← Back to context

Comment by lsy

12 days ago

I think it's difficult to conceptualize a program's behavior as "buggy" when the program has no specified behavior. The vexing thing about LLMs and image generators is that they ultimately have no intended purpose or principled construction as artifacts, being mostly discovered through trial-and-error and pressed into service due to various misconceptions about what they are — human imitators, fact retrievers, search engines, etc. But they are really just statistical regurgitators over whatever the training dataset is, and while that type of an artifact seems to sometimes prove useful, it's not something we have yet developed any kind of principled theory around.

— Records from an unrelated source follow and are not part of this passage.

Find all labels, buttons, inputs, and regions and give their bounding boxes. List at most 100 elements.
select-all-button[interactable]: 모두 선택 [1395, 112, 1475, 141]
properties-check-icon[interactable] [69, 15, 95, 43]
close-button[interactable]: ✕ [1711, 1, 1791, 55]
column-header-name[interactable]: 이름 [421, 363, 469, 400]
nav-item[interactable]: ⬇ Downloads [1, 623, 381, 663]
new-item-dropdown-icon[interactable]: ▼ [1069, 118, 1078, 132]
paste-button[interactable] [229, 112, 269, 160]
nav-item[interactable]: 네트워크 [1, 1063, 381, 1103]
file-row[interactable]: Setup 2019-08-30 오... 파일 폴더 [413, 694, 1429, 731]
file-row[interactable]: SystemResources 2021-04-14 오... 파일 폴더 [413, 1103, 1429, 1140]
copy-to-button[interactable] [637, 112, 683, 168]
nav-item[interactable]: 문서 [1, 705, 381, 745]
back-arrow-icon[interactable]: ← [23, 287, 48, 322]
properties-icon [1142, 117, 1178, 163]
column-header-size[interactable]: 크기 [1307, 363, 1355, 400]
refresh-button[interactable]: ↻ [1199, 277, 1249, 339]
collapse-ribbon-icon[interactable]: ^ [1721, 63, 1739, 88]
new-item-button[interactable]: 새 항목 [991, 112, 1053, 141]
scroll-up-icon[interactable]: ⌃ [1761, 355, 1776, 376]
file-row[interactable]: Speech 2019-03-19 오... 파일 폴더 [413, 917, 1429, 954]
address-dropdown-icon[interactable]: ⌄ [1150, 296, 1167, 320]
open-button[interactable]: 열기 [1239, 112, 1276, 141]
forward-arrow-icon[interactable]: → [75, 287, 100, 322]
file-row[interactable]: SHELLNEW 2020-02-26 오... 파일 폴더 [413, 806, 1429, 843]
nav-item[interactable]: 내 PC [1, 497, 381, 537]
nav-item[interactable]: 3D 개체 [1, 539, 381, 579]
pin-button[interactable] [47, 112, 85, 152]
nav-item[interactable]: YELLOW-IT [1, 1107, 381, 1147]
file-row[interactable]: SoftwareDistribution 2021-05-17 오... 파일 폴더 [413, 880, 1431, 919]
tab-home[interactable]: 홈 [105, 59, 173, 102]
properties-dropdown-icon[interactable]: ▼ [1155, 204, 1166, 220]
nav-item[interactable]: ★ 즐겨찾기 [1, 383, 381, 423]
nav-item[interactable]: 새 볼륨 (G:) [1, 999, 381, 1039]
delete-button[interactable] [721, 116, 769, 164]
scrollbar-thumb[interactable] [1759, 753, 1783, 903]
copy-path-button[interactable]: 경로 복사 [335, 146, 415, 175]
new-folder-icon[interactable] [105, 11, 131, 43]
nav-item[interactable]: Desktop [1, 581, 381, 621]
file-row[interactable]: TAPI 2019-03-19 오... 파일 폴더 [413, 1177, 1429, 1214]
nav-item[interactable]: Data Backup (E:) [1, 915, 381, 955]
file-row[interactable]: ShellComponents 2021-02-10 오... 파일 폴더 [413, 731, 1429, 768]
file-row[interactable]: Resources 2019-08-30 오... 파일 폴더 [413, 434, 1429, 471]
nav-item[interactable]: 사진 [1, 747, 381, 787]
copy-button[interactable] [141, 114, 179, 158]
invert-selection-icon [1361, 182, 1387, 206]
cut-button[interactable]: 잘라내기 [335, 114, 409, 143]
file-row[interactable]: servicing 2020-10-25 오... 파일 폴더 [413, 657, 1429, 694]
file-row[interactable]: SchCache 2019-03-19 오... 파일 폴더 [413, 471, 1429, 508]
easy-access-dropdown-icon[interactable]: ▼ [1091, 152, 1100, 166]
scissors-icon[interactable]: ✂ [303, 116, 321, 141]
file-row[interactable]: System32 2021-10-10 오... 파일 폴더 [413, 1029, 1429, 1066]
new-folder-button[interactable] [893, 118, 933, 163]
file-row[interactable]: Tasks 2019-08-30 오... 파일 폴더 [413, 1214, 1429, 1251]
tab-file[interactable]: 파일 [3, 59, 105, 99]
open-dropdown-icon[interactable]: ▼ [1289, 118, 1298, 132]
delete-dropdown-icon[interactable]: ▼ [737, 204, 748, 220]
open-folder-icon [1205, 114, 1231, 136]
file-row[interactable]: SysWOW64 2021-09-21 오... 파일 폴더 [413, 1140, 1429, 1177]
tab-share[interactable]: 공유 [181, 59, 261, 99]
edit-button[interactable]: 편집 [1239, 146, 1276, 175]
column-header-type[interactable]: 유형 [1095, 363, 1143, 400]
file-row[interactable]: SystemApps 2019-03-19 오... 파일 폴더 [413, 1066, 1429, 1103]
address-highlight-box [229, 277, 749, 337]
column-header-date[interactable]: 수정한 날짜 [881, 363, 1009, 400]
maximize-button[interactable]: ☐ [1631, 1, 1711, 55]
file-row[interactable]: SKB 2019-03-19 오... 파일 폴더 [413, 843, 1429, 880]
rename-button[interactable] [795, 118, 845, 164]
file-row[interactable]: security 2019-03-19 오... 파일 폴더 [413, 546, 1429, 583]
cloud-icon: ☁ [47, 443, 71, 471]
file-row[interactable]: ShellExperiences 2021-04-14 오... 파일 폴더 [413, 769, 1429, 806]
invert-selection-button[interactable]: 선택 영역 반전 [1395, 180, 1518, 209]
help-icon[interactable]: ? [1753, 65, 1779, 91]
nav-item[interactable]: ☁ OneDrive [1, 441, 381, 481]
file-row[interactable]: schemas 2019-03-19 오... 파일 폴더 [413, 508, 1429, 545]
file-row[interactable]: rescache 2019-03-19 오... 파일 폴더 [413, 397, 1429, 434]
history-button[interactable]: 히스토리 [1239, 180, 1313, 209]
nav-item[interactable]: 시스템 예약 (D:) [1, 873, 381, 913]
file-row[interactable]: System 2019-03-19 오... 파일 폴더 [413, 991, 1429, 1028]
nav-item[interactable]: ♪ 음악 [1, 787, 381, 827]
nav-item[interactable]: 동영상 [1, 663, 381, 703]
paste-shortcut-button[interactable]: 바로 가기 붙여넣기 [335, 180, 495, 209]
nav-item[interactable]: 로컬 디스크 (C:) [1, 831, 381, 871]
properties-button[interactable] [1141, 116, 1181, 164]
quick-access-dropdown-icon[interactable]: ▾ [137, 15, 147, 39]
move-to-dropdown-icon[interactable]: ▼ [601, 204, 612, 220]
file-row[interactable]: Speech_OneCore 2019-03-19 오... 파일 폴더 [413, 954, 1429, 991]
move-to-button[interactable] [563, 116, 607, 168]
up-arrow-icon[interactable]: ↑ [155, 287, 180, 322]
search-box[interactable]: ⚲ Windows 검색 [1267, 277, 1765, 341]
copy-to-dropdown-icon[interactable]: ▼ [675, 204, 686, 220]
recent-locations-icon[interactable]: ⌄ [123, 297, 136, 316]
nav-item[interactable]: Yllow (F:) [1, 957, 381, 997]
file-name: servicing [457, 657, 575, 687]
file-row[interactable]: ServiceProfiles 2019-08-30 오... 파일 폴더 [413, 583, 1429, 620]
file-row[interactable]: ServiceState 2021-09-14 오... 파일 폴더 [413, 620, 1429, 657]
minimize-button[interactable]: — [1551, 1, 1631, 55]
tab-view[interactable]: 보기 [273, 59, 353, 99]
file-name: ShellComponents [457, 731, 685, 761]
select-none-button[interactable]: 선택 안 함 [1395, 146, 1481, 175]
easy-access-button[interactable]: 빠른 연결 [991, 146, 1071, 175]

One example is in DALL-E initially going viral due to its generated image of an astronaut riding a unicorn. Is this a "bug" because unicorns don't exist and astronauts don't ride them? One user wants facts and another wants fancy. The decision about what results are useful for which cases is still highly social and situational, so AIs should never be put in a fire-and-forget scenario or we will see the biases Dan discusses. AIs are more properly used as sources of statistical potential that can be reviewed and discarded if they aren't useful. This isn't to say that the training sets are not biased, or that work shouldn't be done to rectify that distribution in the interest of a better society. But a lot of the problem is the idea that we can or should trust the result of an LLM or image generator as some source of truth.